Peran kedua dituduh yang digunakan ditangkap yaitu MN bertugas sebagai penghubung antara bandar judi online dengan para terperiksa oknum dari Kementerian Komdigi. “Saudara MN adalah sebagai penghubung, antara bandar judi dengan para pelaku ataupun terdakwa yang mana lainnya atau terperiksa yang digunakan sementara sudah ada kita tahan. MN ini adalah yang tersebut menyetorkan uang serta menyetorkan atau menyerahkan list website untuk dijaga websitenya, supaya tidaklah diblokir,” bebernya.
Sementara dituduh DM berperan membantu terperiksa DM menampung uang hasil dari kejahatan para tersangka. Dari upaya paksa yang digunakan dijalankan terhadap kedua tersangka, penyidik Ditreskrimum Polda Metro Jaya mengamankan barang bukti uang tunai beberapa orang Rp300 juta. Selain itu juga sudah pernah disita uang Rp2,8 miliar dari akun tersangka.
“Rekan-rekan sama-sama kita lihat bahwa terdakwa sudah ada dibawa ke Polda Metro Jaya untuk dijalankan pemeriksaan juga pendalaman secara intensif, agar nantinya kita bisa jadi membuka segamblang-gamblangnya terhadap perkara yang sementara kita tangani ini,” katanya.

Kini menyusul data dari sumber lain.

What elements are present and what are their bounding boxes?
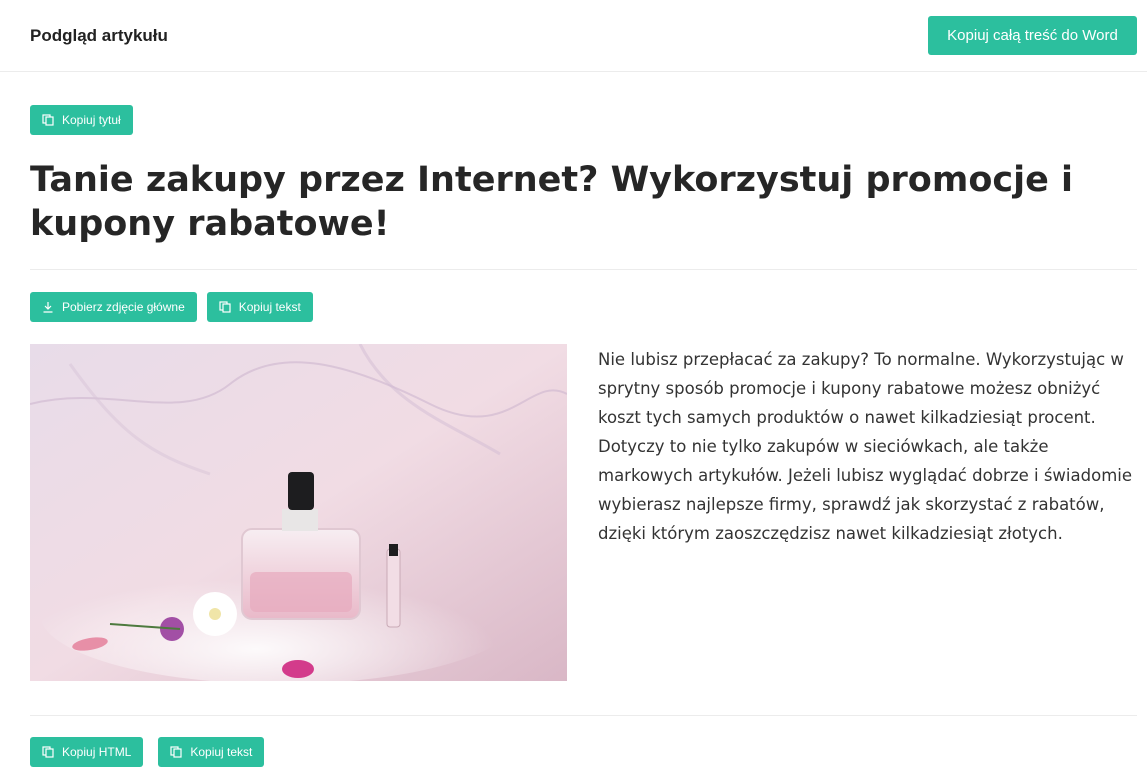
- header-bar: Podgląd artykułu Kopiuj całą treść do Wo…: [0, 0, 1147, 72]
- divider: [30, 269, 1137, 270]
- copy-to-word-button[interactable]: Kopiuj całą treść do Word: [928, 16, 1137, 55]
- copy-text-bottom-label: Kopiuj tekst: [190, 745, 253, 759]
- copy-icon: [219, 301, 231, 313]
- copy-icon: [170, 746, 182, 758]
- download-image-button[interactable]: Pobierz zdjęcie główne: [30, 292, 197, 322]
- divider: [30, 715, 1137, 716]
- bottom-actions: Kopiuj HTML Kopiuj tekst: [30, 737, 265, 767]
- copy-title-label: Kopiuj tytuł: [62, 113, 121, 127]
- download-icon: [42, 301, 54, 313]
- copy-icon: [42, 746, 54, 758]
- copy-title-button[interactable]: Kopiuj tytuł: [30, 105, 133, 135]
- download-image-label: Pobierz zdjęcie główne: [62, 300, 185, 314]
- page-title: Podgląd artykułu: [30, 26, 168, 45]
- hero-image-perfume: [30, 344, 567, 681]
- article-lead: Nie lubisz przepłacać za zakupy? To norm…: [598, 350, 1133, 543]
- copy-html-label: Kopiuj HTML: [62, 745, 132, 759]
- copy-text-bottom-button[interactable]: Kopiuj tekst: [158, 737, 265, 767]
- copy-text-label: Kopiuj tekst: [238, 300, 301, 314]
- article-preview-page: Podgląd artykułu Kopiuj całą treść do Wo…: [0, 0, 1147, 779]
- copy-text-button[interactable]: Kopiuj tekst: [206, 292, 313, 322]
- image-actions: Pobierz zdjęcie główne Kopiuj tekst: [30, 292, 313, 322]
- article-title: Tanie zakupy przez Internet? Wykorzystuj…: [30, 160, 1074, 244]
- copy-icon: [42, 114, 54, 126]
- copy-html-button[interactable]: Kopiuj HTML: [30, 737, 144, 767]
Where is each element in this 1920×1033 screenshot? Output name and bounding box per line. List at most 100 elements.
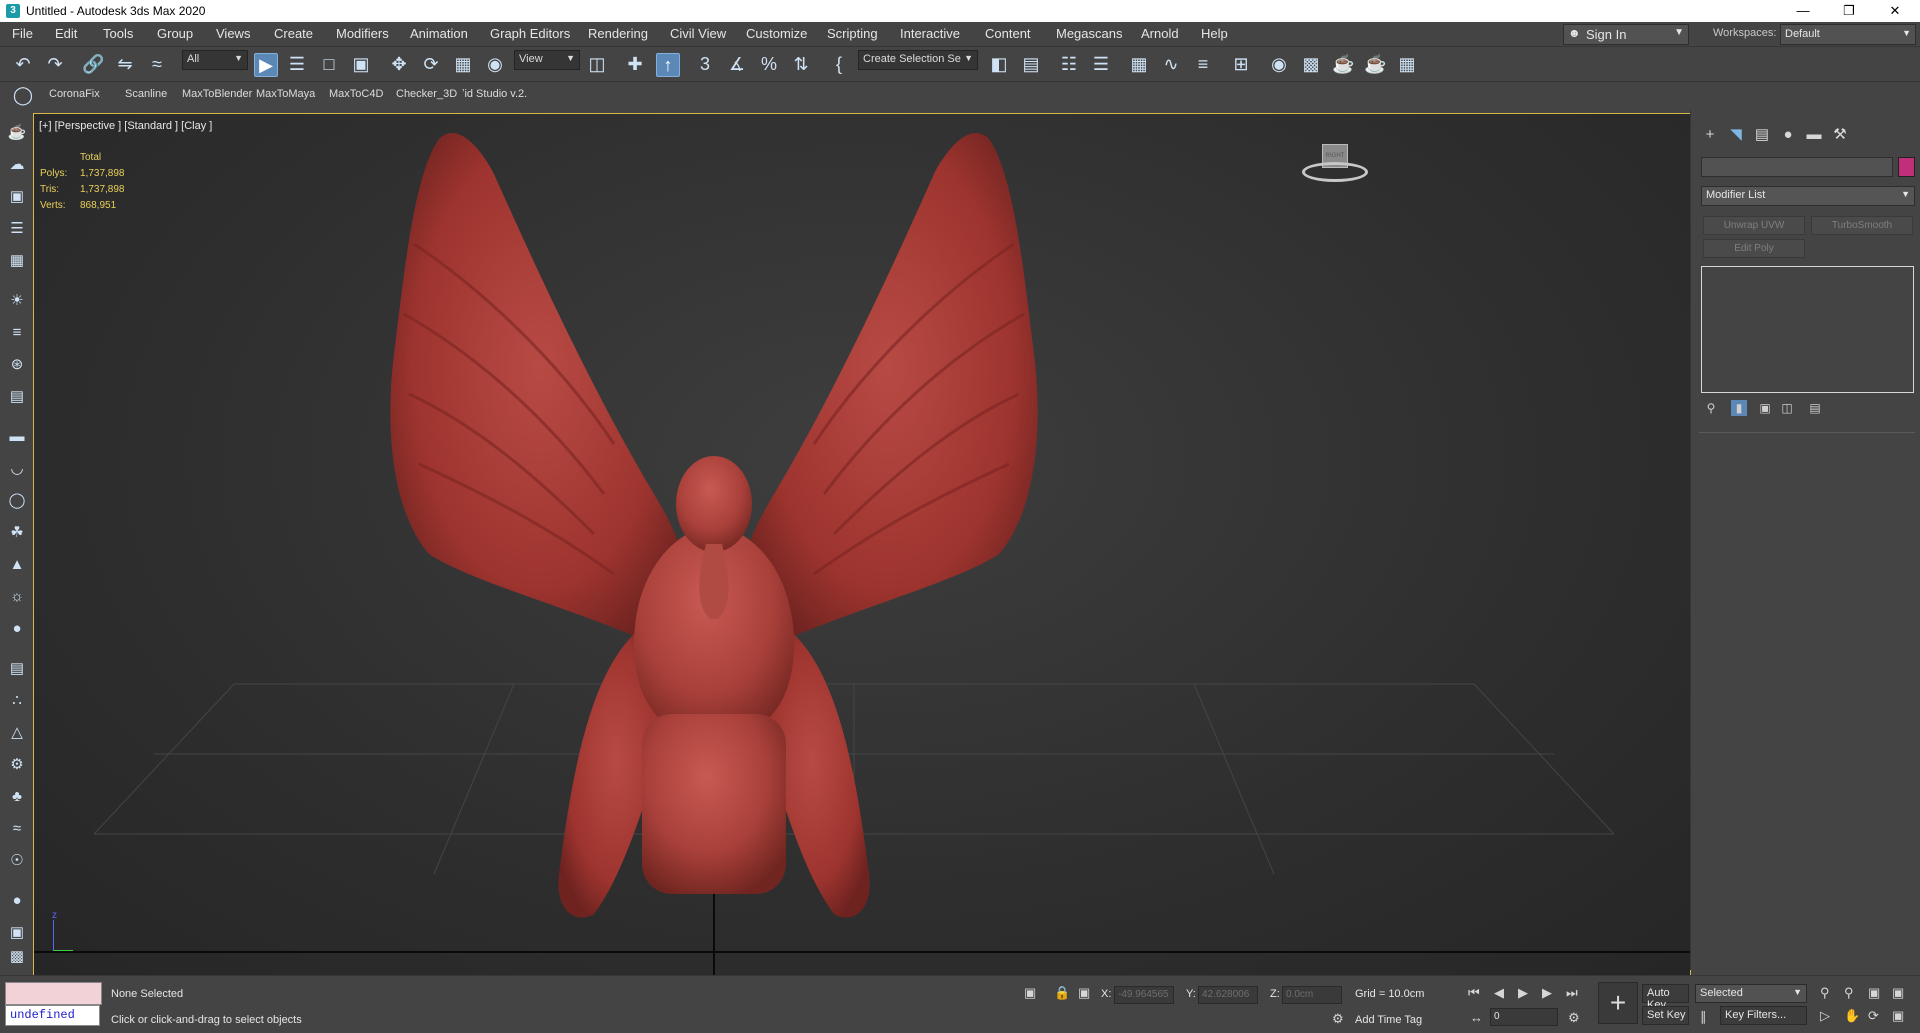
named-selection-dropdown[interactable]: Create Selection Se ▼ — [858, 50, 978, 70]
mirror-icon[interactable]: ◧ — [988, 53, 1010, 75]
link-icon[interactable]: 🔗 — [82, 53, 104, 75]
viewcube-ring-icon[interactable] — [1302, 162, 1368, 182]
grass-icon[interactable]: ▤ — [6, 658, 28, 680]
window-crossing-icon[interactable]: ▣ — [350, 53, 372, 75]
sliders-icon[interactable]: ≡ — [6, 322, 28, 344]
menu-interactive[interactable]: Interactive — [900, 26, 960, 41]
add-time-tag[interactable]: Add Time Tag — [1355, 1014, 1422, 1026]
key-filters-button[interactable]: Key Filters... — [1720, 1006, 1807, 1025]
remove-modifier-icon[interactable]: ◫ — [1779, 400, 1795, 416]
menu-create[interactable]: Create — [274, 26, 313, 41]
maxscript-listener-input[interactable] — [5, 982, 102, 1005]
isolate-icon[interactable]: ▣ — [1024, 985, 1036, 1001]
ribbon-icon[interactable]: ▦ — [1128, 53, 1150, 75]
go-to-start-icon[interactable]: ⏮ — [1468, 985, 1480, 1001]
lock-icon[interactable]: 🔒 — [1054, 985, 1070, 1001]
auto-key-button[interactable]: Auto Key — [1642, 984, 1689, 1011]
set-key-mode-button[interactable]: Set Key — [1642, 1006, 1689, 1025]
pan-icon[interactable]: ✋ — [1844, 1008, 1860, 1024]
percent-snap-icon[interactable]: % — [758, 53, 780, 75]
plant-icon[interactable]: ♣ — [6, 786, 28, 808]
create-tab-icon[interactable]: + — [1699, 124, 1721, 146]
select-manipulate-icon[interactable]: ✚ — [624, 53, 646, 75]
select-by-name-icon[interactable]: ☰ — [286, 53, 308, 75]
key-selection-dropdown[interactable]: Selected ▼ — [1695, 984, 1807, 1003]
modifier-stack[interactable] — [1701, 266, 1914, 393]
pivot-center-icon[interactable]: ◫ — [586, 53, 608, 75]
key-mode-icon[interactable]: ↔ — [1470, 1010, 1483, 1025]
menu-edit[interactable]: Edit — [55, 26, 77, 41]
menu-file[interactable]: File — [12, 26, 33, 41]
snaps-toggle-icon[interactable]: 3 — [694, 53, 716, 75]
z-coordinate-field[interactable]: 0.0cm — [1282, 986, 1342, 1004]
play-icon[interactable]: ▶ — [1518, 985, 1528, 1001]
viewcube[interactable]: RIGHT — [1302, 136, 1368, 186]
hierarchy-tab-icon[interactable]: ▤ — [1751, 124, 1773, 146]
menu-tools[interactable]: Tools — [103, 26, 133, 41]
perspective-viewport[interactable]: [+] [Perspective ] [Standard ] [Clay ] T… — [33, 113, 1691, 977]
time-tag-icon[interactable]: ⚙ — [1332, 1011, 1344, 1027]
scale-icon[interactable]: ▦ — [452, 53, 474, 75]
default-in-out-icon[interactable]: ∥ — [1700, 1009, 1707, 1025]
render-frame-icon[interactable]: ☕ — [1332, 53, 1354, 75]
hair-icon[interactable]: ≈ — [6, 818, 28, 840]
cloud-icon[interactable]: ☁ — [6, 154, 28, 176]
list-icon[interactable]: ☰ — [6, 218, 28, 240]
object-name-field[interactable] — [1701, 157, 1893, 177]
tb2-coronafix[interactable]: CoronaFix — [49, 88, 100, 100]
orbit-icon[interactable]: ⟳ — [1868, 1008, 1879, 1024]
next-frame-icon[interactable]: ▶ — [1542, 985, 1552, 1001]
motion-tab-icon[interactable]: ● — [1777, 124, 1799, 146]
scene-explorer-icon[interactable]: ☷ — [1058, 53, 1080, 75]
edit-named-selection-icon[interactable]: { — [828, 53, 850, 75]
tb2-maxtoblender[interactable]: MaxToBlender — [182, 88, 252, 100]
time-config-icon[interactable]: ⚙ — [1568, 1010, 1580, 1026]
shell-icon[interactable]: ☉ — [6, 850, 28, 872]
tb2-scanline[interactable]: Scanline — [125, 88, 167, 100]
render-online-icon[interactable]: ▦ — [1396, 53, 1418, 75]
rotate-icon[interactable]: ⟳ — [420, 53, 442, 75]
schematic-view-icon[interactable]: ⊞ — [1230, 53, 1252, 75]
hemisphere-icon[interactable]: ◡ — [6, 458, 28, 480]
select-object-icon[interactable]: ▶ — [254, 53, 278, 77]
unlink-icon[interactable]: ⇋ — [114, 53, 136, 75]
undo-icon[interactable]: ↶ — [12, 53, 34, 75]
plane-icon[interactable]: ▬ — [6, 426, 28, 448]
maxscript-output[interactable]: undefined — [5, 1005, 100, 1026]
light-bulb-icon[interactable]: ☀ — [6, 290, 28, 312]
modifier-list-dropdown[interactable]: Modifier List ▼ — [1701, 186, 1915, 206]
sun-icon[interactable]: ☼ — [6, 586, 28, 608]
keyboard-shortcut-override-icon[interactable]: ↑ — [656, 53, 680, 77]
previous-frame-icon[interactable]: ◀ — [1494, 985, 1504, 1001]
tb2-maxtoc4d[interactable]: MaxToC4D — [329, 88, 383, 100]
camera-icon[interactable]: ▤ — [6, 386, 28, 408]
align-icon[interactable]: ▤ — [1020, 53, 1042, 75]
curve-editor-icon[interactable]: ∿ — [1160, 53, 1182, 75]
lamp-icon[interactable]: ☘ — [6, 522, 28, 544]
absolute-mode-icon[interactable]: ▣ — [1078, 985, 1090, 1001]
selection-filter-dropdown[interactable]: All ▼ — [182, 50, 248, 70]
configure-sets-icon[interactable]: ▤ — [1807, 400, 1823, 416]
grid-icon[interactable]: ▦ — [6, 250, 28, 272]
render-production-icon[interactable]: ☕ — [1364, 53, 1386, 75]
disc-icon[interactable]: ● — [6, 618, 28, 640]
zoom-extents-all-icon[interactable]: ▣ — [1892, 985, 1904, 1001]
ref-coord-dropdown[interactable]: View ▼ — [514, 50, 580, 70]
menu-graph-editors[interactable]: Graph Editors — [490, 26, 570, 41]
edit-poly-button[interactable]: Edit Poly — [1703, 239, 1805, 258]
x-coordinate-field[interactable]: -49.964565 — [1114, 986, 1174, 1004]
workspace-dropdown[interactable]: Default ▼ — [1780, 24, 1916, 45]
menu-content[interactable]: Content — [985, 26, 1031, 41]
material-sphere-icon[interactable]: ● — [6, 890, 28, 912]
rect-selection-icon[interactable]: □ — [318, 53, 340, 75]
display-tab-icon[interactable]: ▬ — [1803, 124, 1825, 146]
zoom-all-icon[interactable]: ⚲ — [1844, 985, 1854, 1001]
set-key-button[interactable]: + — [1598, 982, 1638, 1024]
gear-icon[interactable]: ⚙ — [6, 754, 28, 776]
pyramid-icon[interactable]: △ — [6, 722, 28, 744]
restore-icon[interactable]: ❐ — [1826, 0, 1872, 22]
sign-in-dropdown[interactable]: ☻ Sign In ▼ — [1563, 24, 1689, 45]
move-icon[interactable]: ✥ — [388, 53, 410, 75]
menu-megascans[interactable]: Megascans — [1056, 26, 1122, 41]
field-of-view-icon[interactable]: ▷ — [1820, 1008, 1830, 1024]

Menurut Wira, pengembangan perkara ini menjadi bukti komitmen Polri untuk mengusut tuntas tindakan hukum penyalahgunaan wewenang yang dilaksanakan oleh oknum pegawai di area Kementerian Komdigi. “Bahwa Polri mempunyai komitmen untuk mengusut tuntas terhadap siapa belaka yang tersebut terlibat di area di perjudian online ini. Tentunya kami mohon dukungan dari seluruh komponen masyarakat, kiranya pada proses ini kita sanggup diberikan kelancaran, sehingga betul-betul memberikan faedah bagi seluruh masyarakat,” kata Wira.
Para terperiksa juga akan dijerat dengan pasal berlapis. Penyidik akan menerapkan pasal tindakan pidana pencucian uang terhadap merekan yang tersebut terlibat pada persoalan hukum ini. “khususnya di hal kami nanti menerapkan aktivitas pidana pencucian uang, sebab terhadap perkara perjudian ini kami akan lapis dengan pasal pencucian uang,” kataya.